A centralized platform registration system managing connected messaging platforms (Telegram, Discord, Slack, iMessage, Signal, Feishu, Teams) with per-platform rate limiting and auth gating.
Multi-session DM mode via /topic command. Users can run multiple independent agent sessions within a single Telegram chat.

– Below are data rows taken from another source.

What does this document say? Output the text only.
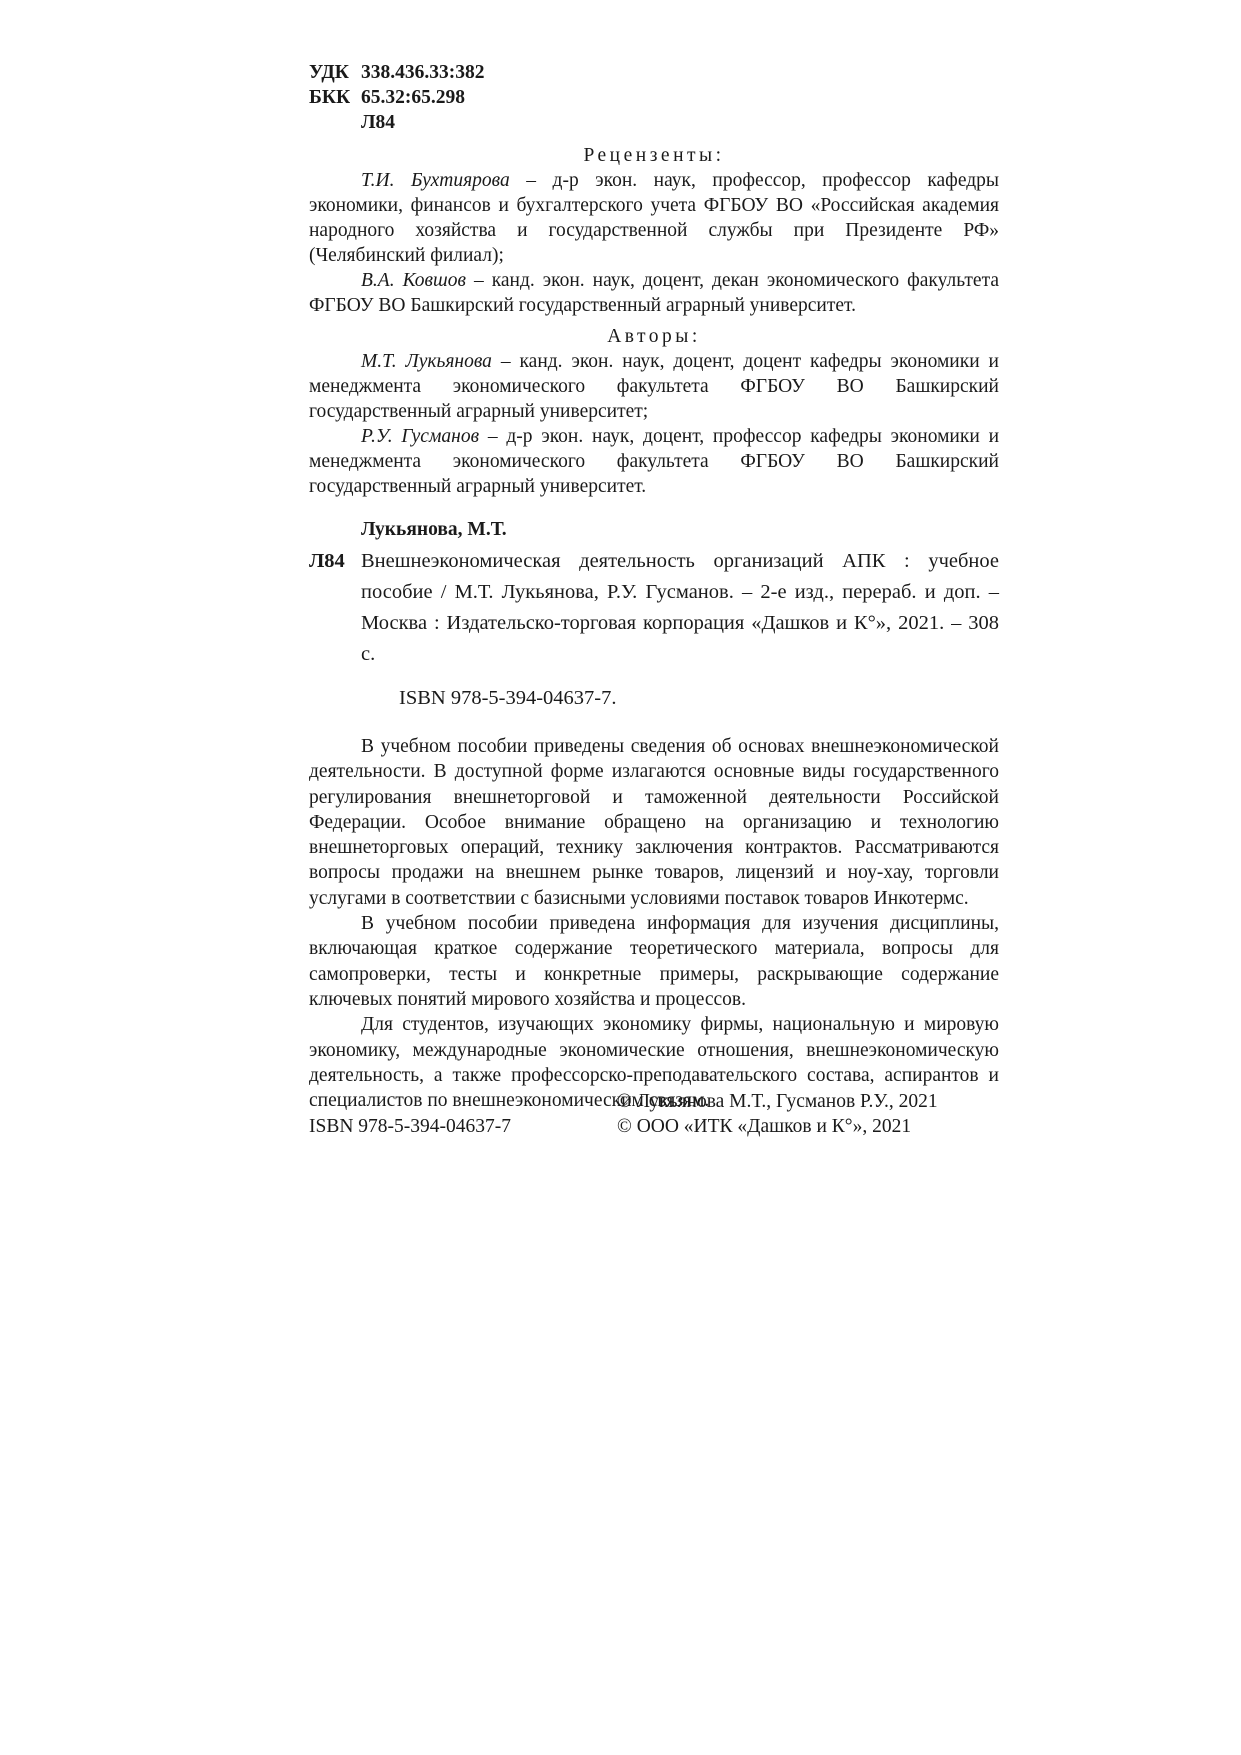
УДК 338.436.33:382
БКК 65.32:65.298
Л84
Рецензенты:

Т.И. Бухтиярова – д-р экон. наук, профессор, профессор кафедры экономики, финансов и бухгалтерского учета ФГБОУ ВО «Российская академия народного хозяйства и государственной службы при Президенте РФ» (Челябинский филиал);

В.А. Ковшов – канд. экон. наук, доцент, декан экономического факультета ФГБОУ ВО Башкирский государственный аграрный университет.

Авторы:

М.Т. Лукьянова – канд. экон. наук, доцент, доцент кафедры экономики и менеджмента экономического факультета ФГБОУ ВО Башкирский государственный аграрный университет;

Р.У. Гусманов – д-р экон. наук, доцент, профессор кафедры экономики и менеджмента экономического факультета ФГБОУ ВО Башкирский государственный аграрный университет.

Лукьянова, М.Т.
Л84 Внешнеэкономическая деятельность организаций АПК : учебное пособие / М.Т. Лукьянова, Р.У. Гусманов. – 2-е изд., перераб. и доп. – Москва : Издательско-торговая корпорация «Дашков и К°», 2021. – 308 с.
ISBN 978-5-394-04637-7.

В учебном пособии приведены сведения об основах внешнеэкономической деятельности. В доступной форме излагаются основные виды государственного регулирования внешнеторговой и таможенной деятельности Российской Федерации. Особое внимание обращено на организацию и технологию внешнеторговых операций, технику заключения контрактов. Рассматриваются вопросы продажи на внешнем рынке товаров, лицензий и ноу-хау, торговли услугами в соответствии с базисными условиями поставок товаров Инкотермс.

В учебном пособии приведена информация для изучения дисциплины, включающая краткое содержание теоретического материала, вопросы для самопроверки, тесты и конкретные примеры, раскрывающие содержание ключевых понятий мирового хозяйства и процессов.

Для студентов, изучающих экономику фирмы, национальную и мировую экономику, международные экономические отношения, внешнеэкономическую деятельность, а также профессорско-преподавательского состава, аспирантов и специалистов по внешнеэкономическим связям.

© Лукьянова М.Т., Гусманов Р.У., 2021
ISBN 978-5-394-04637-7	© ООО «ИТК «Дашков и К°», 2021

Supports /topic create, switch, off, and auth-gated access.
The hermes dashboard web UI can now be launched as a side-process via HERMES_DASHBOARD=1. In Docker containers, it backgrounds alongside the gateway on port 9119.
flowchart TD
A["User Message or Cron Trigger"] --> B["Prompt Assembly (SOUL + Skills + Context)"]
B --> C["LLM Call (Multi-Provider Routing)"]
C --> D{"Response Type"}
D -->|"Tool Call"| E["Guardrails Check (Idempotent vs Mutating)"]
E --> F["Execute Tool (40+ Tools)"]
F --> G["Observe Result"]
G --> B
D -->|"Text Response"| H["Deliver to User"]
G -.-> I{"5+ Tool Calls?"}
I -.->|"Yes"| J["Skill Abstraction (skill_manage create)"]
J -.-> K["Curator Review (Background, Idle)"]
K -.-> L["Skill Index (FTS5 Database)"]
style E fill:#1a0a2a,stroke:#FF00FF,stroke-width:2px
style J fill:#0a2a1a,stroke:#00FF88,stroke-width:2px
style K fill:#0a2a1a,stroke:#00FF88,stroke-width:3px
flowchart TB
TUI["TUI (hermes chat)"] --> LOOP
GW["Gateway (REST API)"] --> LOOP
CRON["Cron (Scheduled)"] --> LOOP
KANBAN_CLI["Kanban CLI"] --> SQLITE
GOAL_CLI["Goals CLI"] --> SQLITE
LOOP["Agentic Loop (AIAgent.run())"] --> CURATOR_DAEMON
LOOP --> LLM_M
CURATOR_DAEMON["Curator (Idle-Triggered)"] --> AUX
LOOP --> LOCAL
LOOP --> DOCKER
LOOP --> SSH
LOOP --> MODAL
LOOP --> SQLITE
SQLITE["SQLite (kanban.db, fts5_skills.db, goals/)"]
LLM_M["LLM (OpenAI/Anthropic/Gemini/OpenRouter)"]
AUX["Auxiliary LLM (Curator/Summarizer)"]
LOCAL["Local Shell"]
DOCKER["Docker (Hardened)"]
SSH["SSH Remote"]
MODAL["Modal (Serverless GPU)"]
style CURATOR_DAEMON fill:#0a2a1a,stroke:#00FF88,stroke-width:2px
style SQLITE fill:#2a2a0a,stroke:#FFD700
style LOOP fill:#0a1a2a,stroke:#00FFFF,stroke-width:2px
The agent maintains four distinct memory tiers, each with a different lifetime and retrieval mechanism:
Current turn context window. LLM's native context. Compressed via Smart-Tail when exceeding budget. Lifetime: single inference call.
FTS5 full-text search across all past session transcripts. Retrieved via session_search(). Lifetime: persistent across all sessions.
Compact facts in ~/.hermes/memory/ — user profile, environment facts, conventions. Injected into every turn. Lifetime: permanent.
Skills — reusable workflows as SKILL.md files. Created by agent, reviewed by Curator. FTS5-indexed for lazy loading. Lifetime: curated.